There’s a chance that EA didn’t want to make it cross-platform for Sony, and that couldn’t been a deal-breaker. Sony’s in a very pro-consumer mode right now, and that kind of move certainly doesn’t fall in like with that mindset. If Sony went with a business model like that, they would risk upsetting the fanbase they’ve spent years rebuilding. I doubt there’s any amount a single publisher could throw at Sony that would make them betray the fanbase they have now, because that fanbase has given Sony the lead back in the industry that they lost during the 360/PS3 era. Sony had to rebuild trust with people and regain lapsed fans who had a PS2, but skipped the PS3 due to its high initial pricing. Sony was hurt greatly by the 360 being out a year earlier for far less money, and a lot of exclusives either being better on the 360 or not all that different on the PS3. Now, the latter-era exclusives were the proof that Sony’s platform was the most powerful, but by the time all-time greats like The Last of Us and to a more controversial extent, Beyond: Two Souls hit, everyone was in next-gen mode and people who didn’t already own a PS3 weren’t likely to buy one when that money could go towards a PS4.

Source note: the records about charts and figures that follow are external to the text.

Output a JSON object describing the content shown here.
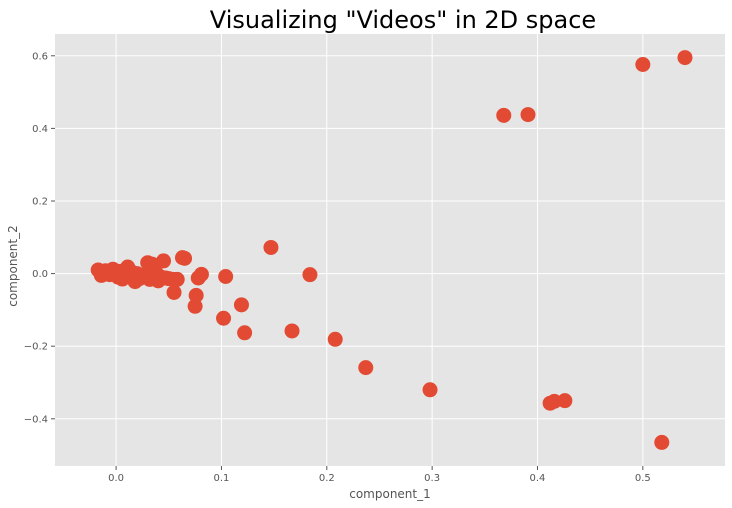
{
  "chart_data": {
    "type": "scatter",
    "title": "Visualizing \"Videos\" in 2D space",
    "xlabel": "component_1",
    "ylabel": "component_2",
    "xlim": [
      -0.058,
      0.578
    ],
    "ylim": [
      -0.53,
      0.66
    ],
    "xticks": [
      0.0,
      0.1,
      0.2,
      0.3,
      0.4,
      0.5
    ],
    "xtick_labels": [
      "0.0",
      "0.1",
      "0.2",
      "0.3",
      "0.4",
      "0.5"
    ],
    "yticks": [
      -0.4,
      -0.2,
      0.0,
      0.2,
      0.4,
      0.6
    ],
    "ytick_labels": [
      "−0.4",
      "−0.2",
      "0.0",
      "0.2",
      "0.4",
      "0.6"
    ],
    "grid": true,
    "colors": {
      "background": "#E5E5E5",
      "grid": "#FFFFFF",
      "marker": "#E24A33",
      "text": "#555555"
    },
    "points": [
      {
        "x": -0.017,
        "y": 0.01
      },
      {
        "x": -0.014,
        "y": -0.005
      },
      {
        "x": -0.01,
        "y": 0.008
      },
      {
        "x": -0.006,
        "y": -0.003
      },
      {
        "x": -0.003,
        "y": 0.012
      },
      {
        "x": 0.0,
        "y": 0.003
      },
      {
        "x": 0.002,
        "y": -0.01
      },
      {
        "x": 0.004,
        "y": 0.006
      },
      {
        "x": 0.006,
        "y": -0.015
      },
      {
        "x": 0.008,
        "y": 0.001
      },
      {
        "x": 0.01,
        "y": -0.006
      },
      {
        "x": 0.011,
        "y": 0.018
      },
      {
        "x": 0.013,
        "y": -0.002
      },
      {
        "x": 0.015,
        "y": 0.004
      },
      {
        "x": 0.016,
        "y": -0.012
      },
      {
        "x": 0.018,
        "y": -0.022
      },
      {
        "x": 0.02,
        "y": 0.0
      },
      {
        "x": 0.022,
        "y": -0.014
      },
      {
        "x": 0.025,
        "y": -0.008
      },
      {
        "x": 0.028,
        "y": -0.004
      },
      {
        "x": 0.03,
        "y": 0.03
      },
      {
        "x": 0.032,
        "y": -0.016
      },
      {
        "x": 0.034,
        "y": 0.026
      },
      {
        "x": 0.036,
        "y": -0.006
      },
      {
        "x": 0.038,
        "y": 0.002
      },
      {
        "x": 0.04,
        "y": -0.02
      },
      {
        "x": 0.043,
        "y": -0.01
      },
      {
        "x": 0.045,
        "y": 0.035
      },
      {
        "x": 0.047,
        "y": -0.012
      },
      {
        "x": 0.05,
        "y": -0.014
      },
      {
        "x": 0.054,
        "y": -0.016
      },
      {
        "x": 0.055,
        "y": -0.052
      },
      {
        "x": 0.058,
        "y": -0.016
      },
      {
        "x": 0.063,
        "y": 0.044
      },
      {
        "x": 0.065,
        "y": 0.042
      },
      {
        "x": 0.075,
        "y": -0.09
      },
      {
        "x": 0.076,
        "y": -0.06
      },
      {
        "x": 0.078,
        "y": -0.012
      },
      {
        "x": 0.081,
        "y": -0.002
      },
      {
        "x": 0.102,
        "y": -0.123
      },
      {
        "x": 0.104,
        "y": -0.008
      },
      {
        "x": 0.119,
        "y": -0.086
      },
      {
        "x": 0.122,
        "y": -0.163
      },
      {
        "x": 0.147,
        "y": 0.072
      },
      {
        "x": 0.167,
        "y": -0.158
      },
      {
        "x": 0.184,
        "y": -0.003
      },
      {
        "x": 0.208,
        "y": -0.181
      },
      {
        "x": 0.237,
        "y": -0.259
      },
      {
        "x": 0.298,
        "y": -0.32
      },
      {
        "x": 0.368,
        "y": 0.436
      },
      {
        "x": 0.391,
        "y": 0.438
      },
      {
        "x": 0.412,
        "y": -0.357
      },
      {
        "x": 0.416,
        "y": -0.352
      },
      {
        "x": 0.426,
        "y": -0.35
      },
      {
        "x": 0.5,
        "y": 0.576
      },
      {
        "x": 0.518,
        "y": -0.465
      },
      {
        "x": 0.54,
        "y": 0.595
      }
    ]
  }
}
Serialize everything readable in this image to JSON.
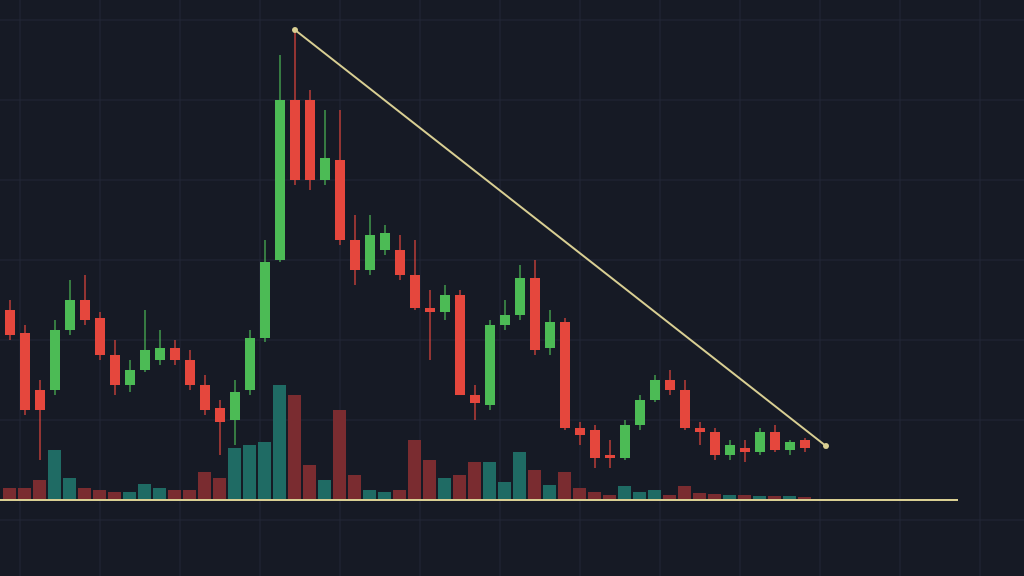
{
  "chart_data": {
    "type": "candlestick",
    "open": [
      190,
      167,
      110,
      110,
      170,
      200,
      182,
      145,
      115,
      130,
      140,
      152,
      140,
      115,
      92,
      80,
      110,
      162,
      240,
      400,
      400,
      320,
      340,
      260,
      230,
      250,
      250,
      225,
      192,
      188,
      205,
      105,
      95,
      175,
      185,
      222,
      152,
      178,
      72,
      70,
      45,
      42,
      75,
      100,
      120,
      110,
      72,
      68,
      45,
      52,
      48,
      68,
      50,
      60
    ],
    "high": [
      200,
      175,
      120,
      180,
      220,
      225,
      188,
      160,
      140,
      190,
      170,
      160,
      150,
      125,
      100,
      120,
      170,
      260,
      445,
      470,
      410,
      390,
      390,
      285,
      285,
      275,
      265,
      260,
      210,
      215,
      210,
      115,
      180,
      200,
      235,
      240,
      190,
      182,
      78,
      75,
      60,
      80,
      105,
      125,
      130,
      120,
      78,
      72,
      60,
      60,
      72,
      75,
      60,
      62
    ],
    "low": [
      160,
      85,
      40,
      105,
      165,
      175,
      140,
      105,
      108,
      128,
      135,
      135,
      110,
      85,
      45,
      55,
      105,
      158,
      238,
      315,
      310,
      315,
      255,
      215,
      225,
      245,
      220,
      190,
      140,
      180,
      105,
      80,
      90,
      170,
      180,
      145,
      145,
      70,
      55,
      32,
      32,
      40,
      70,
      98,
      105,
      70,
      55,
      40,
      40,
      38,
      45,
      48,
      45,
      48
    ],
    "close": [
      165,
      90,
      90,
      170,
      200,
      180,
      145,
      115,
      130,
      150,
      152,
      140,
      115,
      90,
      78,
      108,
      162,
      238,
      400,
      320,
      320,
      342,
      260,
      230,
      265,
      267,
      225,
      192,
      188,
      205,
      105,
      97,
      175,
      185,
      222,
      150,
      178,
      72,
      65,
      42,
      42,
      75,
      100,
      120,
      110,
      72,
      68,
      45,
      55,
      48,
      68,
      50,
      58,
      52
    ],
    "volume": [
      12,
      12,
      20,
      50,
      22,
      12,
      10,
      8,
      8,
      16,
      12,
      10,
      10,
      28,
      22,
      52,
      55,
      58,
      115,
      105,
      35,
      20,
      90,
      25,
      10,
      8,
      10,
      60,
      40,
      22,
      25,
      38,
      38,
      18,
      48,
      30,
      15,
      28,
      12,
      8,
      5,
      14,
      8,
      10,
      5,
      14,
      7,
      6,
      5,
      5,
      4,
      4,
      4,
      3
    ],
    "ylim": [
      0,
      500
    ],
    "vlim": [
      0,
      125
    ],
    "up_color": "#4cbb55",
    "down_color": "#e5473d",
    "volume_up_color": "#1f6b64",
    "volume_down_color": "#7a2c30",
    "trendline": {
      "x": [
        19,
        54.4
      ],
      "values": [
        470,
        54
      ],
      "color": "#d9cf93"
    }
  }
}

EA Access is one of the biggest gambles Microsoft has taken yet with the Xbox One, and that’s with the system’s entire lifespan being defined by them for better or worse. When it was announced, the DRM plan was met with great outrage, so they nixed it. When the Kinect was a clear albatross after months of hype about how essential it was to the platform, it was made non-essential. If EA Access doesn’t prove fruitful for Microsoft, there’s no guarantee (unless it’s in the contract), that they won’t just flip-flop on it and either open the door for it to be cross-platform on their systems, or opened up to Sony. Microsoft has made a ton of long term in theory, short term in execution moves and EA Access in its current form could be one of them. Since the program isn’t even in open beta yet, there’s plenty of time for EA and Microsoft to adjust things to either offer a better overall value (like 360 and Xbox One support), or just say it’s due to popular demand and give in to doing it so they come off better than just doing it because they feel they have to. Either way, Sony seems to have made a smart move by avoiding the hornet’s nest for the time being and just waiting to see what happens.